Qtr 8a doubt

hello ben,

i just got a qtr 8a sensors from pololu, altough the sensors are working fine …but the problem is that across 3.3volt bypass (to be specific 3.3bypass where you have indicated the users to short the bypass if we are supplying only 3.3v)
its getting heated up…only at that place
i want to know whether this is goin to damage the sensor array or is it okay…if it gets heated up…or is there some kind of defect …am using an arduino with 5v supply to the sensors…



I’m a bit confused by your description. Are you actually shorting across the 3.3V bypass pins on your sensor board?

- Ben

no i havent shorted the 3.3v bypass part am using a 5v supply from the arduino board,
you have told the user to short it only if we are going to supply 3.3 v.

but my question is its getting heated up at 3.3v bypass part,the place where we have to solder the headers and short it if we are supplying 3.3v, so am not shorting the 3.3v bypass because am not supplying 3.3v,
but its getting heated a bit at that part ,i have given the connections properly as indicated in qtr a manual which you have provided.
i have not touched the 3.3 bypass part for any circuitry connections at all ,

thanx for the reply,

It is normal for that area to get slightly warm: there is approximately 100 mA flowing through the two resistors just above the 3V3 bypass pads (each resistor is dissipating approximately 0.1 W).

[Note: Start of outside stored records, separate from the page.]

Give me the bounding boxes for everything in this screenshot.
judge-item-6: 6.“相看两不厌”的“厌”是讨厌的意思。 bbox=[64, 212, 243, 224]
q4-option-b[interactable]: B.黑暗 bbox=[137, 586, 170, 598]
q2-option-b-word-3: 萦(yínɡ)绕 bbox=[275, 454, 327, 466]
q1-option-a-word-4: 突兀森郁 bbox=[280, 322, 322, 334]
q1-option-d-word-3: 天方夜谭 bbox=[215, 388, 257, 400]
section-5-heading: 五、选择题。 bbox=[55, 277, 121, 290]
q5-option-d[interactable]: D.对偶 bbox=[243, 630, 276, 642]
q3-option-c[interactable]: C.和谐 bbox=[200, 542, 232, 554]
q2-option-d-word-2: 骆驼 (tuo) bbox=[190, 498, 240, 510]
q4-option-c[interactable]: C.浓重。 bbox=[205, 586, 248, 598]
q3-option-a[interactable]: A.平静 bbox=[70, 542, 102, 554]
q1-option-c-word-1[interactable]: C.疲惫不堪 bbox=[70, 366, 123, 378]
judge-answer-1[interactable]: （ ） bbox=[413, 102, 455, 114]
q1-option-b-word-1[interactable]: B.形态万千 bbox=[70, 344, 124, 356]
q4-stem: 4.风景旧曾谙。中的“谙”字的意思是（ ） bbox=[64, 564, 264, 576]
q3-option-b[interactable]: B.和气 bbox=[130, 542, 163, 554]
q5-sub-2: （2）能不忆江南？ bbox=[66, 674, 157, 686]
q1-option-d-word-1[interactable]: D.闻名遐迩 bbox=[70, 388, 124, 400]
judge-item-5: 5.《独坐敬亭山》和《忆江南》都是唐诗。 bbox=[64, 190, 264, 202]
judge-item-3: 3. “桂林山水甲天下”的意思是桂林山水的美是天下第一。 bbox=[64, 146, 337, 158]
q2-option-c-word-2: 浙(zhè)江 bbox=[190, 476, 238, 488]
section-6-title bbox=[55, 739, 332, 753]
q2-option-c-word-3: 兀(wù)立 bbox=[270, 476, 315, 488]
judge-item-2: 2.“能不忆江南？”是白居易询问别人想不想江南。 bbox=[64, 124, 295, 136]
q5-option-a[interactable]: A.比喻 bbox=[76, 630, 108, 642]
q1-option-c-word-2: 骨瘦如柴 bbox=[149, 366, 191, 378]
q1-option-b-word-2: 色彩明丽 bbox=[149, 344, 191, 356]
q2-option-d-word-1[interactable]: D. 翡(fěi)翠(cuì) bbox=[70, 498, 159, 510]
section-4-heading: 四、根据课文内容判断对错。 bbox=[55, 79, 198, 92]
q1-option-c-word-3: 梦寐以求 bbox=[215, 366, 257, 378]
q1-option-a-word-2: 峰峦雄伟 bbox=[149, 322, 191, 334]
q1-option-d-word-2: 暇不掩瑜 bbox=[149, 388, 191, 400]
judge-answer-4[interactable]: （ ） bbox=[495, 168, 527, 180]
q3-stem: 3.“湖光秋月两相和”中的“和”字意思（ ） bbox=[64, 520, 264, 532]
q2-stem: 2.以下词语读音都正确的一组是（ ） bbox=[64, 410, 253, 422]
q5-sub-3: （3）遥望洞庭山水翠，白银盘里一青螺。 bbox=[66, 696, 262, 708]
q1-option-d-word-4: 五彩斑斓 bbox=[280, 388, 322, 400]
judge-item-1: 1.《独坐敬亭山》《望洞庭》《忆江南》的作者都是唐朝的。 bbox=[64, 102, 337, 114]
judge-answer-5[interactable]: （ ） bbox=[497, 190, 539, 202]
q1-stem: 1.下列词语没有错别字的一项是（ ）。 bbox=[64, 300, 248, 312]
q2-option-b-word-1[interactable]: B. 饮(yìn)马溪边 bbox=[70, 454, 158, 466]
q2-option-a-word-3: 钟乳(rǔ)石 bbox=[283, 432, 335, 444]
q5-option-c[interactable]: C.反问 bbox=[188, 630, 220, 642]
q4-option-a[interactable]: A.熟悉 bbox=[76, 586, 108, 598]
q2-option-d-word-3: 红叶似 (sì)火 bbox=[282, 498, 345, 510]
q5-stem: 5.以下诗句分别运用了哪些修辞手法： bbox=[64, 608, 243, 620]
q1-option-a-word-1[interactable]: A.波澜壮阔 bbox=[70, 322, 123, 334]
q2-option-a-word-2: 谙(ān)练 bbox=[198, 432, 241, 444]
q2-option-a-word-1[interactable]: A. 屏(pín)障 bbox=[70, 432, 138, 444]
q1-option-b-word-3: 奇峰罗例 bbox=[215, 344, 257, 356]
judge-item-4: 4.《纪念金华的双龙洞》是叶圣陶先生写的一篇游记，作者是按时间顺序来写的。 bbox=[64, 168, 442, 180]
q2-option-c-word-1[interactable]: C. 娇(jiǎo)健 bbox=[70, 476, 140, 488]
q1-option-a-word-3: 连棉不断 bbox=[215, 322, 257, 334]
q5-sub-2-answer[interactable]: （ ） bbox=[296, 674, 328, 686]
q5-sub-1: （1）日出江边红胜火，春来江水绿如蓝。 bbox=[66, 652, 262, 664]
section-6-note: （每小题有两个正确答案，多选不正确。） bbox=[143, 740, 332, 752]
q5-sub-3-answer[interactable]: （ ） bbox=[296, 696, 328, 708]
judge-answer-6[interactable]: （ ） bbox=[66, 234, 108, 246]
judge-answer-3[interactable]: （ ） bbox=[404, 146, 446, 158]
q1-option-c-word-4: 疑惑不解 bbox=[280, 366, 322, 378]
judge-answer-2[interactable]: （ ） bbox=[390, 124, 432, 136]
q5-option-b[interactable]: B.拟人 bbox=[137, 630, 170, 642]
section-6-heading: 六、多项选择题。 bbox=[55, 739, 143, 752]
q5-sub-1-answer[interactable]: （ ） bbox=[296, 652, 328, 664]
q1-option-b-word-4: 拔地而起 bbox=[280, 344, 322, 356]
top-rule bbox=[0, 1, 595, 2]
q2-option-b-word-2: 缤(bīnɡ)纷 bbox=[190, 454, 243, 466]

However, if the area is getting hot (e.g. if it is uncomfortable to touch), I think you are potentially doing something wrong. Are you sure you are powering the sensor board from your Arduino’s regulated 5 V rail and not it’s VIN? Can you use a multimeter to verify that you are really supplying the board with 5 V?

- Ben

yes i checked using the multimeter and the supply is around 4.9v.
am using a shield for my arduino uno which has rows of 5v and gnd pins .
and am using these pins only for providing power supply to sensors.
am not directly giving from the VIN

thank you,

and i think getting warm is not a problem as ur stating its not a problem if its slightly warm,my doubt is cleared now
i would like to ask you a few more questions regarding my project .
am planning to make a line follower robot using following pololu products please tell me if i missed something important.

  1. baby orangutan b328 ,i am going to order this
  2. 50:1 HP micrometal gear motors,am going to order this
    3 qtr 8a sensor array, i already have this

these are my questions on baby orangutan 328p microcontroller board
1.) i have gone through the manual of baby orangutan controllers and i have i doubt on motor powering ,nowhere in the manual there is a mention on how motors get their power to run through baby orangutan b328 ,say if i supply 8v power through
VIN and GND terminals of the baby orangutan b328 is this enough input power to run motors, if i use 50:1 HP motors and 2700NIMH batteries
2.) if i use 50:1 hp micrometal gear motors from pololu how much voltage will reach the motors,ill be using 2 of these motors, for this project am planning to use 2700mah NIMH batteries since hp motors require a lot of current to stall.
3.)whether using HP micrometal motors on baby orangutan is suitable since its stall current is 1600mA if use 2 motors then current required to stall both motors is even high so will the circuits get damaged,i have minimal knowledge of electronic hazards so please bear with my simple questions in your perspective.
3.) can i directly plugin motors and sensors to the baby orangutan without making pcb to hold i know i have to make arrangements for power supply for sensors ie 5v and ground.
i will be using 6 qtr a sensors and 2 motors . i dont know how to make pcb design

thanks to the members of pololu for all the help.

Almost the full battery voltage is applied to each motor, so if you command the Baby Orangutan to drive both motors at full speed, both motors will have approximately VIN applied across their terminals. In general, the motors are supplied with a pulse-width-modulated (PWM) voltage. The height of the PWM is approximately VIN, and the duty cycle is controlled by the AVR on the Baby Orangutan. For example, if you want to drive a motor at 25% speed, the motor voltage will rapidly alternate between VIN and GND, spending 25% of each cycle at VIN and 75% of each cycle at GND.

By the way, 8 V is not a valid nominal battery voltage for NiMH cells. Do you mean 8.4 V (i.e. 7 cells)?

I suggest you use a battery pack with fewer cells, such as a 5-cell, 6 V pack. The Baby Orangutan is already a bit underpowered for those HP motors, and driving them at 8.4 V will make the problem worse (and it could negatively affect the lifetimes of your motors). As a general rule of thumb, you should avoid stalling motors for a prolonged period of time (this can damage the motors), but that becomes even more important in this case as the motor drivers on the Baby Orangutan will overheat if you use them to drive stalled HP motors for anything other than short durations.

You do not need to design your own PCB to connect your components. You can connect your motors and battery directly to the Baby Orangutan with wires. You can also connect your sensors directly to the Baby Orangutan with wires or through a breadboard or perfboard (I do not recommend connecting motors or other high-current devices through a breadboard).